During the summer of 2003, the confusion and uncertainty surrounding these no-match letters and the critical impact that employers’ actions had on immigrant workers, families and communities, made it vital that the advocates working with these communities should convene immediately to learn more about these Social Security no-match letters and to develop joint strategies that advocates and labor organizers can use to prevent the threat of mass terminations of immigrant workers as employers receive no-match letters in the future.  Participants were also eager to explore the organizing potential of collaborative action on this issue for forging greater solidarity between immigrant and non-immigrant workers..   

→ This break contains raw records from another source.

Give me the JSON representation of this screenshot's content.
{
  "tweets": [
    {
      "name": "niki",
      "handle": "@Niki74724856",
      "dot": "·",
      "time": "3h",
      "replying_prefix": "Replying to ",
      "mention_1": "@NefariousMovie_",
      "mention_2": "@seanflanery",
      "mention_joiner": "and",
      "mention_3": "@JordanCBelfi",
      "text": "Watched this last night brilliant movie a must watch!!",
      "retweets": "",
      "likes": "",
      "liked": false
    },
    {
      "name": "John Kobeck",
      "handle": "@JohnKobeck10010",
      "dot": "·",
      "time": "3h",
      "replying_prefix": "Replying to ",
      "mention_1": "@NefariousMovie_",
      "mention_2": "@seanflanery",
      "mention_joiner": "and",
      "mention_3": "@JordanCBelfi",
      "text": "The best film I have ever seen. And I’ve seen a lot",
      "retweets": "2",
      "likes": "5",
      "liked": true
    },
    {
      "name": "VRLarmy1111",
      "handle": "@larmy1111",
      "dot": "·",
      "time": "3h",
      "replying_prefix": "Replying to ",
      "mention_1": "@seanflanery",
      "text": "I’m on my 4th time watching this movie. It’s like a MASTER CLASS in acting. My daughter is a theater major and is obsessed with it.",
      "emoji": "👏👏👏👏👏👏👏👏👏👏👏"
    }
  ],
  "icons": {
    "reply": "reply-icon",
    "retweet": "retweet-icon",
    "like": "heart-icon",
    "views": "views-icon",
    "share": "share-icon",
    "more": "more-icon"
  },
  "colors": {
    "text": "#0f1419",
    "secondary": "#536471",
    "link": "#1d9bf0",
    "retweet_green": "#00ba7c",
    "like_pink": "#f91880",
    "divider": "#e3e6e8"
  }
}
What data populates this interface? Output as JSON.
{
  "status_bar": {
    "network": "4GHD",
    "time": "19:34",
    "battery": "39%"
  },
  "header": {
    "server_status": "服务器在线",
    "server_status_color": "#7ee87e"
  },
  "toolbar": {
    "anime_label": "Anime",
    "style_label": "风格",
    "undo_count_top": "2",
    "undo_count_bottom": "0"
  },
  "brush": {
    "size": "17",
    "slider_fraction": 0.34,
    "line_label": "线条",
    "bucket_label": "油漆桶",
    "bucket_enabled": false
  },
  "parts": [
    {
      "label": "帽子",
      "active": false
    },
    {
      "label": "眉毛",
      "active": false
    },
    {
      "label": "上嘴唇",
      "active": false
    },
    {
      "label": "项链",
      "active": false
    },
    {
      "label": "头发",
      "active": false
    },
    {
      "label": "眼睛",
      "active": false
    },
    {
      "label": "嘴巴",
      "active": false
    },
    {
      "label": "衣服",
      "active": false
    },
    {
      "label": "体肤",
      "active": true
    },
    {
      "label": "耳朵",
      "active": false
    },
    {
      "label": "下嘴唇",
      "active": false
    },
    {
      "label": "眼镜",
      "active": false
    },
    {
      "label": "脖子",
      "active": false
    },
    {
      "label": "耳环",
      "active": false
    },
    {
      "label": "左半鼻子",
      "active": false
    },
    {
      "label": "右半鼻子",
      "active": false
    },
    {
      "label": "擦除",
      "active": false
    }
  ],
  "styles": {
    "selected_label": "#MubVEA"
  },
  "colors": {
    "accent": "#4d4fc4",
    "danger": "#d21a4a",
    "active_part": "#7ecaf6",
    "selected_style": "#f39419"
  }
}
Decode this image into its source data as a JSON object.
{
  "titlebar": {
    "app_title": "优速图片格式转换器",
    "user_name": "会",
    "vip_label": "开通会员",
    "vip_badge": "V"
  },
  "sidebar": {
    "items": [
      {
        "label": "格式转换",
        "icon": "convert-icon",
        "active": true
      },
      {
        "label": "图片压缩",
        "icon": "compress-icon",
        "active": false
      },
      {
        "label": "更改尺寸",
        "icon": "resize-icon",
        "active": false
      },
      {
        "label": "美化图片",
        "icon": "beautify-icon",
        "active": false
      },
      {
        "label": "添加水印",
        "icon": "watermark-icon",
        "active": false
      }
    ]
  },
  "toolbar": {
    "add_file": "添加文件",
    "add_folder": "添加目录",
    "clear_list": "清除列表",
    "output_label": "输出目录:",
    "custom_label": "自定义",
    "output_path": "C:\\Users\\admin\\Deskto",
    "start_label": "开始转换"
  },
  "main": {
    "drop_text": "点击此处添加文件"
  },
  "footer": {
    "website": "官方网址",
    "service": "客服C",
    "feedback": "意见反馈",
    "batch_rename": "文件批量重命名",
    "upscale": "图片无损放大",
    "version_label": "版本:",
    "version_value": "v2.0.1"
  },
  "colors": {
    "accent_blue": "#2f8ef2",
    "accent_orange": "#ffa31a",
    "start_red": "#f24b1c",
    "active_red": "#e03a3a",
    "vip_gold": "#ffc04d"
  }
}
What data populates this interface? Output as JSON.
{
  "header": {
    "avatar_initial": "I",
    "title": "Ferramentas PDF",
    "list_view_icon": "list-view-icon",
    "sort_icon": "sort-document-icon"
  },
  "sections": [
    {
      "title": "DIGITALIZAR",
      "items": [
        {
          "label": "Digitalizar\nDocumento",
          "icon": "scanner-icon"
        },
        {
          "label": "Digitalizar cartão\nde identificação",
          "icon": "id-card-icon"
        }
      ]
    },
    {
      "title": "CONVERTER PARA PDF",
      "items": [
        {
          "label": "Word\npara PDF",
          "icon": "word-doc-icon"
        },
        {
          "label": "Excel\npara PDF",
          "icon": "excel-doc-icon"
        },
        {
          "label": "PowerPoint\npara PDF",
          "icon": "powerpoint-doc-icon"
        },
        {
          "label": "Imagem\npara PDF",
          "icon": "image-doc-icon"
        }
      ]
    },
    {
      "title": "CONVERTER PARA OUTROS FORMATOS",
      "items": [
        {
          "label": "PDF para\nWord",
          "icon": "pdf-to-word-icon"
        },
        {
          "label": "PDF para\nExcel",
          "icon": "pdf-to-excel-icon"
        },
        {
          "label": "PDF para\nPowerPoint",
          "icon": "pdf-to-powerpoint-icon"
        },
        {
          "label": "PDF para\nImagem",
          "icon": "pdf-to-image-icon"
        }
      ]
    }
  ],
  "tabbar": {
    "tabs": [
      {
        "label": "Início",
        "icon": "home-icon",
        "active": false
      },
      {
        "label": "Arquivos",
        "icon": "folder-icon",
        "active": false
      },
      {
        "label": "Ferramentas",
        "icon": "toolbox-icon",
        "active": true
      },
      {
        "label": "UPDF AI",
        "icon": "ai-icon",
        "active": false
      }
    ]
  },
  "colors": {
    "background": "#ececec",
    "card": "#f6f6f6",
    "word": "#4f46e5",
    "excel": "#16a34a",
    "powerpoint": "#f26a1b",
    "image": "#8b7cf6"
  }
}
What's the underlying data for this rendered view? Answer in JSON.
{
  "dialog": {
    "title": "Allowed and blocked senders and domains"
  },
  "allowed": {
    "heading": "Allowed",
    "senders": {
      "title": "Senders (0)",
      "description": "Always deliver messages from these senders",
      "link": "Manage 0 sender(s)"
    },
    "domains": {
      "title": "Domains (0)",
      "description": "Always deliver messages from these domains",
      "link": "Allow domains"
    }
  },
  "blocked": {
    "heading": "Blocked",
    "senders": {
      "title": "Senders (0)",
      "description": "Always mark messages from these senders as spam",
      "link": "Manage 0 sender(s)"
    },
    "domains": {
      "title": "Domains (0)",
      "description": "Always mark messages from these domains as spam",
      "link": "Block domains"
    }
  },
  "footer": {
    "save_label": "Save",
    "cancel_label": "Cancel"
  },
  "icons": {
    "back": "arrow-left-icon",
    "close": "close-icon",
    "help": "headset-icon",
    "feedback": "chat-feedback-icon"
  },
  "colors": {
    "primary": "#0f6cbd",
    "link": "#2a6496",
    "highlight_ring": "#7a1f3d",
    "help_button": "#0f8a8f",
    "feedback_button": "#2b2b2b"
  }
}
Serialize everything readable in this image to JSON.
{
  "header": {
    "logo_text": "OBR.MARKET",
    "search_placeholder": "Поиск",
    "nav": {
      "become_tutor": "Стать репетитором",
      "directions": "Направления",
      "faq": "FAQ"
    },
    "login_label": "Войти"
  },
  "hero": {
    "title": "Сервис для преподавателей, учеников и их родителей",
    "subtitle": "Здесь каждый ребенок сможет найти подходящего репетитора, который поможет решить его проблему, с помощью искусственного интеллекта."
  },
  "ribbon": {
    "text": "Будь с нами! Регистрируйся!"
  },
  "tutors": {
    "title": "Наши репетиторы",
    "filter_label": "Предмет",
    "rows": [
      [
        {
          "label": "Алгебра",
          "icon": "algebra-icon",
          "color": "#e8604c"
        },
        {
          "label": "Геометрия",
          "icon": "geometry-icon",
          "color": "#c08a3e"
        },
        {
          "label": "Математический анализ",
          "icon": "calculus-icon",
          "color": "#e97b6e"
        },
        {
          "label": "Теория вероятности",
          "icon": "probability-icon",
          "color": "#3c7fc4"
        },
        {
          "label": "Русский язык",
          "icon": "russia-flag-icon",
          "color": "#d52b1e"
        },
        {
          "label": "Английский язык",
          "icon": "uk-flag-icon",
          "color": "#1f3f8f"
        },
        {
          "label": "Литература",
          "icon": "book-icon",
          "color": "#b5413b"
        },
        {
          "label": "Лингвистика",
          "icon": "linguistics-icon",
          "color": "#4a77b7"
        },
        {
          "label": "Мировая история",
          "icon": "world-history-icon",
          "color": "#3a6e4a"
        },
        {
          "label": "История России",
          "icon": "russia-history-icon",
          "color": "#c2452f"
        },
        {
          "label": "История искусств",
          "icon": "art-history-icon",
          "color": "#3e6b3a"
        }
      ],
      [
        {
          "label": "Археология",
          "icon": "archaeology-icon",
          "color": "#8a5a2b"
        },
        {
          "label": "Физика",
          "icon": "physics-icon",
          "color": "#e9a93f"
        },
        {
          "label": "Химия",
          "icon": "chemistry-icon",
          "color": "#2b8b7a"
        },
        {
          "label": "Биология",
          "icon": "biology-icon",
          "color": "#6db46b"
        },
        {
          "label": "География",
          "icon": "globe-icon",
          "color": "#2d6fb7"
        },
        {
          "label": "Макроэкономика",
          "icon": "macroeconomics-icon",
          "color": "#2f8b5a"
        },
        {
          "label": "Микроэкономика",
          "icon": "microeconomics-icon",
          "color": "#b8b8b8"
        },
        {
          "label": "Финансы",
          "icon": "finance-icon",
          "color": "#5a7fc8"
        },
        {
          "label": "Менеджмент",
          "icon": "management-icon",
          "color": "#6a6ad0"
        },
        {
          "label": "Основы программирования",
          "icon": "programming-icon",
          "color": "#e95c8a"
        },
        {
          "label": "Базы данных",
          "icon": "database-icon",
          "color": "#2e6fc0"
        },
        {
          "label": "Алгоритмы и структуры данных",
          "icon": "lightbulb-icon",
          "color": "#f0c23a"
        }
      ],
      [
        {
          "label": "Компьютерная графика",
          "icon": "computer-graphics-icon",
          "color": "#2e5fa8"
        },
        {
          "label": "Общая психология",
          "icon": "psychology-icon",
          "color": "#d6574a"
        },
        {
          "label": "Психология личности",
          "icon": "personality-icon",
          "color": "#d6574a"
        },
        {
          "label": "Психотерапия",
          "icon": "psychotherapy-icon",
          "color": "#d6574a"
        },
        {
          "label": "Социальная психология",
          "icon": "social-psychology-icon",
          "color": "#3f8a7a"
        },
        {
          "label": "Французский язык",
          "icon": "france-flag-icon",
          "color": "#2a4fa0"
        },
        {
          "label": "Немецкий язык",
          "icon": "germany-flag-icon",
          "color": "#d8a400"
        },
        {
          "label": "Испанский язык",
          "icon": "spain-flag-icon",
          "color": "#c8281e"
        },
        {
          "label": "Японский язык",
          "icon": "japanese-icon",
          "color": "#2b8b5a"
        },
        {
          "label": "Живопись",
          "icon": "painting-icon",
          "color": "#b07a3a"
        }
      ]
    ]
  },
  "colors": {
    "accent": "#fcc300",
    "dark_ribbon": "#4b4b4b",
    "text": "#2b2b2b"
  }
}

 In some instances an employer’s erroneous response has resulted in the firing of hundreds of immigrant workers with terrible consequences for their families and the entire immigrant community.  In other cases quick action by the workers’ union and organized community groups has prevented any terminations and has simultaneously proven to be a good organizing tool.  The best protections that these immigrant workers have are their labor unions—in the few cases where there is a collective bargaining agreement—and strong community organizations willing to advocate on their behalf when employers try to fire them.  However, due to the newness of Latin American immigration in the predominantly rural towns of Mississippi where the poultry industry thrives, and due to advocates’ relative isolation from the legal and organizing resources that exist in large metropolitan areas, both union and community-based advocates are scrambling to react to a string of crises without a clear understanding of exactly what the workers’ rights are and without the proper tools or collaborative support networks to make their efforts effective.
 
More than 50 individuals attended the September conference.  Among the groups represented were: six community-based civil rights and immigrant rights organizations, four union locals,  regional and national union representatives, members of over ten different faith communities, and six national advocacy organizations.
 
The combination of expert presentations with large and small group discussions was highly successful in sharing and deepening the participants’ collective knowledge.  In the morning session Mississippi advocates were given overviews of Latin American poultry workers in Mississippi, basic concepts of immigration and employment law, and what the SSA No-Match letter is.  These presentations were followed by more in-depth discussions.  Ana Avendaño of the National Immigration Law Center, Renee Bowser of the United Food and Commercial Workers Union and Charles Carney of the Laborers Union led a discussion of the tools that labor unions have for protecting workers whose names appear on the No-Match letter.  José Oliva, director of the Chicago Interfaith Workers’ Rights Center, followed with a presentation on responses from community-based advocates, and Joe Berra, immigration attorney at the Mexican American Legal and Educational Defense Fund, closed the morning session with a discussion of the threat of immigration enforcement by local and federal law enforcement authorities.
 
Moreover advocates at the conference demonstrated their commitment to work together to address the immediate challenge posed by the no-match crises and to pursue ongoing long-term collaborations.  During the afternoon session, Mississippi advocates developed a list of seven action items they would implement in response to the SSA No-Match crisis and to strengthen their collaborative efforts to reach out to immigrant workers and forge greater solidarity with non-immigrant workers.  Several organizations and individuals present made specific commitments of resources they would contribute or duties they would take on to ensure that this follow-up happens.  These included the Equal Justice Center’s commitment to lead the education campaigns for workers, unions and employers in advance of the 2004 no-match letters as well as to continue its work toward establishing a permanent poultry workers’ center in Mississippi.